Seorang laki-laki memikul tanggung jawab yang lebih berat dari perempuan,
sehingga suatu hal yang wajar jika bagiannya dua kali bagian perempuan.
Tanggung jawab tersebut dari ayat al-Quran :
1) Al-Baqarah 23 :
Dan
kewajiban ayah memberi makan dan pakaian kepada para ibu dengan cara yang
ma’ruf. (Q.S. Al-Baqarah : 23).
2) An-Nisa’ 34 :
Kaum
laki-laki adalah pemimpin bagi kaum wanita, oleh karena Allah telah melebihi
sebahagian mereka (laki-laki) atas sebahagian yang lain (wanita), dan karena
itu mereka telah menafkahkan sebagian dari harta mereka….(Q.S. An-Nisa’ : 34).
3) Ath-Thalaq 6 :
Tempatkanlah
mereka (para isteri) dimana kamu bertempat tinggal menurut
kemampuanmua….(Ath-Thalaq : 6).
E. ASAS KEWARISAN SEMATA AKIBAT KEMATIAN
Hukum kewarisan Islam menetapkan bahwa peralihan harta melalui cara
kewarisan, dilakukan setelah orang yang mempunyai harta meninggal. Hal tersebut
dapat dikaji dari penggunaan kata-kata warasa.
Hubungan kewarisan Islam dengan kewarisan Nasional di Indonesia sampai saat
ini belum terdapat suatu kesatuan hukum kewarisan yang dapat diterapkan secara
universal bagi seluruh warga negara Indonesia. Oleh karenanya hukum kewarisan
yang diterapkan bagi warga negara Indonesia berbeda-beda mengingat penggolongan
dari warga negara.
Penggolongan tersebut adalah :
1) Bagi warga negara Indonesia asli
Bagi warga negara Indonesia asli pada prinsipnya berlaku Hukum Adat. Yang
dalam hal ini sudah barang tentu terdapat perbedaan antara satu daerah dengan
daerah yang lain. Perbedaan tersebut karena adanya perbedaan sifat kekeluargaan
mereka masing-masing.
Sifat kekeluargaan (keturunan) dapat dibedakan dalam tiga macam, yaitu ;
a.

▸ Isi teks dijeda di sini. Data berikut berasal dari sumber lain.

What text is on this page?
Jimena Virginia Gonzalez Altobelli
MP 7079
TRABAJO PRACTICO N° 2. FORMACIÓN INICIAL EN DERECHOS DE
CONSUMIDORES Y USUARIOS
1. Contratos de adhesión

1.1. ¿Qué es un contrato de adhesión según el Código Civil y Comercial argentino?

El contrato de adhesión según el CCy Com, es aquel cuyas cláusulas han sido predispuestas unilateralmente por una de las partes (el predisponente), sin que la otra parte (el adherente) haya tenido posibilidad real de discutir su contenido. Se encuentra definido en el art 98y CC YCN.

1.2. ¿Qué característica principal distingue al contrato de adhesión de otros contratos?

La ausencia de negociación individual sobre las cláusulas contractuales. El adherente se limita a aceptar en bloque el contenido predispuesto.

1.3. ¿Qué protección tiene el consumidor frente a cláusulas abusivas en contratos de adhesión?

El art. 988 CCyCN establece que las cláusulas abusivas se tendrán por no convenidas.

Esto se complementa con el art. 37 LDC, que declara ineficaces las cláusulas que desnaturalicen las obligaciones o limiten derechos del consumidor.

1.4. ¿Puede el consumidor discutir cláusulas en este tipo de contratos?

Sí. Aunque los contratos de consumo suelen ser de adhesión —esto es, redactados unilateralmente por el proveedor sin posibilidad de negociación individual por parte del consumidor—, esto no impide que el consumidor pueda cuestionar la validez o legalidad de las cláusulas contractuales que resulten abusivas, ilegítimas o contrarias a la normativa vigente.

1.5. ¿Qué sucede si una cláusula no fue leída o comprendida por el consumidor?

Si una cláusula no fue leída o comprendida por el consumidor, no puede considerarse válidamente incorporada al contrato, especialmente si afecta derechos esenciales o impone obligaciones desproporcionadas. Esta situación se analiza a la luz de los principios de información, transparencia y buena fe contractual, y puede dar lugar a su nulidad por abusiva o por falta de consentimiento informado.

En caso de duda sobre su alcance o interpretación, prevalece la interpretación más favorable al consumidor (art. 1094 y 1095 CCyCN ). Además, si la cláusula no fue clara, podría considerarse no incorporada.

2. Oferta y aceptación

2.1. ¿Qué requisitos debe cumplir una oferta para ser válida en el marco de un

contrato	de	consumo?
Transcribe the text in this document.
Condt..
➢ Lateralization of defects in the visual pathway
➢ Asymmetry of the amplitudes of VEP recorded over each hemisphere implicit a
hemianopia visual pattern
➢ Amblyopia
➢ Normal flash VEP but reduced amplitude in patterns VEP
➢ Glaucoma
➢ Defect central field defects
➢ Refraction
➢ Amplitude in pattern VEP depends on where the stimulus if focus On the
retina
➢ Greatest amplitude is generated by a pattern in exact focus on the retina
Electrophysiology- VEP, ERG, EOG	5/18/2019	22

Sistem Patrilinial, yaitu ditarik menurut garis bapak
b. Sistem Matrilinial, yang ditarik menurut garis ibu.
c. Sistem Parental, yang ditarik menurut garis ibu-bapak.
2) Bagi warga negara golongan Indonesia asli yang beragama Islam
Bagi warga negara Indonesia asli yang beragama Islam, selain dipengaruhi
hukum kewarisan adat, juga banyak dipengaruhi oleh kewarisan Islam.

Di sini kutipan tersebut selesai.